Artists thrive off each other, and when you see other people doing cool stuff, it inspires you to do cool stuff.
I think everyone's so scared of other people judging them.
There's lots of interesting stuff happening in the world. Lots of good and bad things, and there's interest in music still, which there always will be, which is always a good thing.
I liked the idea of being a photographer, just that you take this one picture of this one thing that'll never happen again - it's a bit weird when you think about it.
Once you write and record a song, it becomes everyone else's song.
I don't know anything except being female, so I don't know the opposite of it.
I think even though things are changing a bit, we still kind of tend to grow up with girls being like, 'Don't be too loud, don't be too rude, don't be too naughty,' or whatever, to act a certain way.
The first song I wrote was called "You" and it was a love song about somebody who didn't even exist. I remember them all because I used to always write terrible poetry. I keep all my notebooks.
I've never liked songs that are about writing, or struggling to write. Maybe it's because it's too relatable to me.
It's easier to be angry. It's harder to be positive and happy, I reckon.
I definitely grew up on a lot of American bands. I didn't really know that there were any decent Australian bands until I was around 20.
The music, I think, is just as important as the lyrics; it portrays the emotion of the song. I play the kind of music that I want to listen to.
It was cool at the rock camp - girls could just be themselves and they could be silly, they could roll around on the floor playing guitar.
I try to take notes of things that happen that I think are important or interesting or just little tidbits here and there that happen in life. And some of it's even just one line or like a saying and I just go off that.
I don't like to overcook songs.
Smoke Ring for My Halo was the first album I bought of Kurt's Vile, and when I first listened to "Peeping Tomboy" I was really depressed and unemployed. But the lyrics are, "I don't want to work. I don't want to sit around all day frowning." I was like, "Ah! Yes!"
"On Script" is one of my favorite songs I've ever written. I'd just been jamming on it one day, and again I was struggling with lyrics. I'm still figuring out what it's about. I've seen a couple of reviews that are like, "It's about the monotony of playing the same songs every night," because I say, "On script every night/Like a well-rehearsed stage show." It's not about that at all, but I find that funny, how people project what they think about me, or songwriters in general.
I think that if people get my music, then they get what my message is.
People should be free to take whatever they want from music and I think that over time I realized that different people always find different things in my songs, which is really good.
I started writing songs when I started learning guitar.

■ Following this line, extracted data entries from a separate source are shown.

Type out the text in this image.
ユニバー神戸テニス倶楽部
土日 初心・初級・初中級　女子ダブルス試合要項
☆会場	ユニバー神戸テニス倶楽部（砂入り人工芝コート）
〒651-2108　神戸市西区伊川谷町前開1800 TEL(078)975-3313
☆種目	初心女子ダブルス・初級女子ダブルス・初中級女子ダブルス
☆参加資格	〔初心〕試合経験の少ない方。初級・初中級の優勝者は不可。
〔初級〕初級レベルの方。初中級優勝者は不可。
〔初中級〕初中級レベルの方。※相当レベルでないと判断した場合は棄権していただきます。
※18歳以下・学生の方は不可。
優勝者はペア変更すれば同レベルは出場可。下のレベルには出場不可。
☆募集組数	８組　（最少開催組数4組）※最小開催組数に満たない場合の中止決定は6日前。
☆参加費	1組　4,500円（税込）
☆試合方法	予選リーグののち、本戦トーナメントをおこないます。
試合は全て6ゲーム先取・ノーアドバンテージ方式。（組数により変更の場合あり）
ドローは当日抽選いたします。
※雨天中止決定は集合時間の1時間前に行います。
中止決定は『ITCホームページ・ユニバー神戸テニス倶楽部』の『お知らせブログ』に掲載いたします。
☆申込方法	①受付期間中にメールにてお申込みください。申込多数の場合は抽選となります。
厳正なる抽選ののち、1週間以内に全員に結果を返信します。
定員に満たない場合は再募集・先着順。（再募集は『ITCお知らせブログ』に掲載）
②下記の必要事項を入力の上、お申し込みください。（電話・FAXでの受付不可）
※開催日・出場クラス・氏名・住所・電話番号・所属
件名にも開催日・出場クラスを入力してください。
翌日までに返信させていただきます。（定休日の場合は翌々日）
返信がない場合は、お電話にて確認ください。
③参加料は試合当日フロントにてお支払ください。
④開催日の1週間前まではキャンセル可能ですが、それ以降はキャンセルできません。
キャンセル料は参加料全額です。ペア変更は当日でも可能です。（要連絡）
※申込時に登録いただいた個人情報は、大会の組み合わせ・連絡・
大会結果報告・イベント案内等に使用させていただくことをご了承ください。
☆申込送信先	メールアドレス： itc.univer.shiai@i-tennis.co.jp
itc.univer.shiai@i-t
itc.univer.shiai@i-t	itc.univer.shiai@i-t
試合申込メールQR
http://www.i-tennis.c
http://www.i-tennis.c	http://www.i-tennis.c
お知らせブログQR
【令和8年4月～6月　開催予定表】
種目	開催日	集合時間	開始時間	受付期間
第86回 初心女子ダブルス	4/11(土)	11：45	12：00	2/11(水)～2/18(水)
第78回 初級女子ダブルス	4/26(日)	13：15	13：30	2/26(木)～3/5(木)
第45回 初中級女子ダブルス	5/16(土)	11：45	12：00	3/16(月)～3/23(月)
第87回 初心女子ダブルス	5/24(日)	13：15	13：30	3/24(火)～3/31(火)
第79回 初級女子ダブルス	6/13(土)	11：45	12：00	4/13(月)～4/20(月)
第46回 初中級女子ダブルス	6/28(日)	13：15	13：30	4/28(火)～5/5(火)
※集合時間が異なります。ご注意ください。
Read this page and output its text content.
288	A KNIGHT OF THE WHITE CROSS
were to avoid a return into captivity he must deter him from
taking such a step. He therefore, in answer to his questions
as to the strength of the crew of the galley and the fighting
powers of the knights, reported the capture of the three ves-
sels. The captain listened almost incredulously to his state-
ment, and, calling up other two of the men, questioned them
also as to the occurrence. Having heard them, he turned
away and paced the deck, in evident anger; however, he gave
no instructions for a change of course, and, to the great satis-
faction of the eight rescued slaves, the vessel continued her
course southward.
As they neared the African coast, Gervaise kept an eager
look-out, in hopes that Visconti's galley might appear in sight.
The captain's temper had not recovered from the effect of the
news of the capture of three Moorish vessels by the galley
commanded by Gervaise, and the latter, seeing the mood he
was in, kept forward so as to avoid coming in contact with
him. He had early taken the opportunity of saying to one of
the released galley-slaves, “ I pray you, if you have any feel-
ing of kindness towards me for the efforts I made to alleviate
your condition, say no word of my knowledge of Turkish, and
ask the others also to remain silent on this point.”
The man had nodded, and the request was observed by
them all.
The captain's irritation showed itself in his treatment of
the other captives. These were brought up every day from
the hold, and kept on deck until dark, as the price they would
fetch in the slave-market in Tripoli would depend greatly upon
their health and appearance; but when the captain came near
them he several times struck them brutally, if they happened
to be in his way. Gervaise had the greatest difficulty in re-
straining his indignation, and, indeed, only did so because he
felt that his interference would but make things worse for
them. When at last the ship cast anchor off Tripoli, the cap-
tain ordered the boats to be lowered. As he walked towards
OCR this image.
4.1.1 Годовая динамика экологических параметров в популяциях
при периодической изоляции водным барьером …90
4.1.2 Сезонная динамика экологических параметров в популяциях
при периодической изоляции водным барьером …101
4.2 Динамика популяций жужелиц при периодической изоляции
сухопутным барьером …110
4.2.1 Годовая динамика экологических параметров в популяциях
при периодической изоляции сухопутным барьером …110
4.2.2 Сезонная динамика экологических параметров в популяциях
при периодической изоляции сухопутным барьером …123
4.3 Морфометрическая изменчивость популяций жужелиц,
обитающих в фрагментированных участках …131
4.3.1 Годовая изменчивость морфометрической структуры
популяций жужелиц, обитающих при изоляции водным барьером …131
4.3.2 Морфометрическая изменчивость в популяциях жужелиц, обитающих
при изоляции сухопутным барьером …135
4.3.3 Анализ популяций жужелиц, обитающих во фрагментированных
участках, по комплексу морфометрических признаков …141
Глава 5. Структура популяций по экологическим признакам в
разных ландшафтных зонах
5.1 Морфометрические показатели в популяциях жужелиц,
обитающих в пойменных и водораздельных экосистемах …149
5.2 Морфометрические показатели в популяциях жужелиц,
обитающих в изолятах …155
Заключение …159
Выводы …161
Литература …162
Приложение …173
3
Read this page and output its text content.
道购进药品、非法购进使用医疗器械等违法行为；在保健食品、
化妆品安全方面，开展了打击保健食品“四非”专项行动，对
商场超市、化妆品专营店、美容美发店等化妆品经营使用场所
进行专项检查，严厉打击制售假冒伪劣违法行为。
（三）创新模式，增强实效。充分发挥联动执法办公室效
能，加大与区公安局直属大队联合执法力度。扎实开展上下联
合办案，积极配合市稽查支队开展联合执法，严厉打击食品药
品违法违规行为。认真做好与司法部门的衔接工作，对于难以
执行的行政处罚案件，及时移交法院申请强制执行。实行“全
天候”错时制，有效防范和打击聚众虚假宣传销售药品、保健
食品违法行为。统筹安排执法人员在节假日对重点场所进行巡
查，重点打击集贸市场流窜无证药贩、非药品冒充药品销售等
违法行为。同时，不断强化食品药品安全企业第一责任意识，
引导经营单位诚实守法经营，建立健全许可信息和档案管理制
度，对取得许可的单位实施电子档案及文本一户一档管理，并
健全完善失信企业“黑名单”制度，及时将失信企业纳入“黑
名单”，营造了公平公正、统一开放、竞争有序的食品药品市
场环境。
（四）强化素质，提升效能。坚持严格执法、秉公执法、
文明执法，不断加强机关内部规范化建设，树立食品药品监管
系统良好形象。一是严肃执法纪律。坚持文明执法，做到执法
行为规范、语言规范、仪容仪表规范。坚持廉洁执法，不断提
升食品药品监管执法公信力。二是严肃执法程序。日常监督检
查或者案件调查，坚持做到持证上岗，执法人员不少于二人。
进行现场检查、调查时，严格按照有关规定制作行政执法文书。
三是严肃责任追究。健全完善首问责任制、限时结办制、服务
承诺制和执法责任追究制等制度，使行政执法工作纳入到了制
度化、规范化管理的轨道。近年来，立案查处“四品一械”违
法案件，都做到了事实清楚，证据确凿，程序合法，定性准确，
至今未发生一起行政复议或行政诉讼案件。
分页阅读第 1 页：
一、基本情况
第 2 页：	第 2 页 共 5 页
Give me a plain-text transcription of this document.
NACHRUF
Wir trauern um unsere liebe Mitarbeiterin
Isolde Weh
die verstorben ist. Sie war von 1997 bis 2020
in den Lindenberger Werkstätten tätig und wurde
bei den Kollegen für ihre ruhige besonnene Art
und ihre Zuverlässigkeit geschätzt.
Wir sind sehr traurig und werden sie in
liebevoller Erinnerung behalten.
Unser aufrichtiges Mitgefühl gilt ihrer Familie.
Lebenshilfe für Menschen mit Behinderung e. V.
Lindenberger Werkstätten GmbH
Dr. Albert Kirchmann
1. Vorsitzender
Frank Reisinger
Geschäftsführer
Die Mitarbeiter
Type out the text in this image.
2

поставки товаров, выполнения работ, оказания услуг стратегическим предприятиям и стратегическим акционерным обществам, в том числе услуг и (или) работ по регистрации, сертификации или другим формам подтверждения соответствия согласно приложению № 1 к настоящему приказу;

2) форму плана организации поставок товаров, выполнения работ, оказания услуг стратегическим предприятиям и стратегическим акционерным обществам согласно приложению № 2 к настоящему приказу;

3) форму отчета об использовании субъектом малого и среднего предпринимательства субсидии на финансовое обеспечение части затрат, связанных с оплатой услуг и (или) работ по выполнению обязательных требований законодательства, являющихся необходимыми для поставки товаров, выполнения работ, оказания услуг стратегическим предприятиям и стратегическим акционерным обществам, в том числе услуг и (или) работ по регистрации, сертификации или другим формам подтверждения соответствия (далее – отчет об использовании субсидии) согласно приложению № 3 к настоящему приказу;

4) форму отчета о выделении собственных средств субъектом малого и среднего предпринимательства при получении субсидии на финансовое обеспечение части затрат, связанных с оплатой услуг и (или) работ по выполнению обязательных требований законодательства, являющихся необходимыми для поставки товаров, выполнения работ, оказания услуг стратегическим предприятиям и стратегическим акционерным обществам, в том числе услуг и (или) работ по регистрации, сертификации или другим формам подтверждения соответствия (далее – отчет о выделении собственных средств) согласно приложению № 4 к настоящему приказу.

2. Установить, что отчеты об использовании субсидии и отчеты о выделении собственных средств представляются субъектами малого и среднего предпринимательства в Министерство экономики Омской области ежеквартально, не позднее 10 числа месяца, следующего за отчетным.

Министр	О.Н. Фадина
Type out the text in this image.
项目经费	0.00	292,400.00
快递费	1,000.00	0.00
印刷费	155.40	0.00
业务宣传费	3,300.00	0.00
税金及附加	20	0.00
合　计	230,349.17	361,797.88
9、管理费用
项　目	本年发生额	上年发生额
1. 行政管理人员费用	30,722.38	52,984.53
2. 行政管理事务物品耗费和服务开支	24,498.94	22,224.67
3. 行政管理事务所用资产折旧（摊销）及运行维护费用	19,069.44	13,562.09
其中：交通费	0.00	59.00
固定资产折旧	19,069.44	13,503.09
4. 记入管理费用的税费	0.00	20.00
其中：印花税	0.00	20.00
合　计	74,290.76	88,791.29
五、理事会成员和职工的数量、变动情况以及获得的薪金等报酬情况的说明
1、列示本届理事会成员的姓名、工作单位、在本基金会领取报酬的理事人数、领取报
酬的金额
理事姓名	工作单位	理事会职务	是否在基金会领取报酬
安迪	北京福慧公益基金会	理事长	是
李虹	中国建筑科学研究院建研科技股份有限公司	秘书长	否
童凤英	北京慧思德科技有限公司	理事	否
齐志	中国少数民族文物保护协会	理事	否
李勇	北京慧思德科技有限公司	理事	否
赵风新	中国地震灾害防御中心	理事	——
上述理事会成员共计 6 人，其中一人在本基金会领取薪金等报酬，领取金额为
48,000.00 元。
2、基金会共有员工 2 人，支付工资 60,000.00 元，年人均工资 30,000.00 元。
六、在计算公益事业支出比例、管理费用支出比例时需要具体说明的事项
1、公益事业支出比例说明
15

I reckon that growing up, listening to so much different music, I think over time I just kind of sucked it all in and it probably comes back out through my music.
I've never really had a certain style of music in mind that I make, or am really adamant on how something should sound, but I like the process of not knowing, of just seeing what happens and what comes out.
Sometimes I have something stuck in my head and that directs the rhyme that I'm writing with.
I try to write a lot and my process is kind of back and forth. I procrastinate a lot so when I do sit down to write, I'm pretty lazy at it. And it's such a frustrating thing sometimes - writing - when you don't do it all the time, you get that thing in your head that you have nothing to talk about and you can't write songs.
Every time I write a song it feels like it could be the last one I do, or it always feels like a fluke.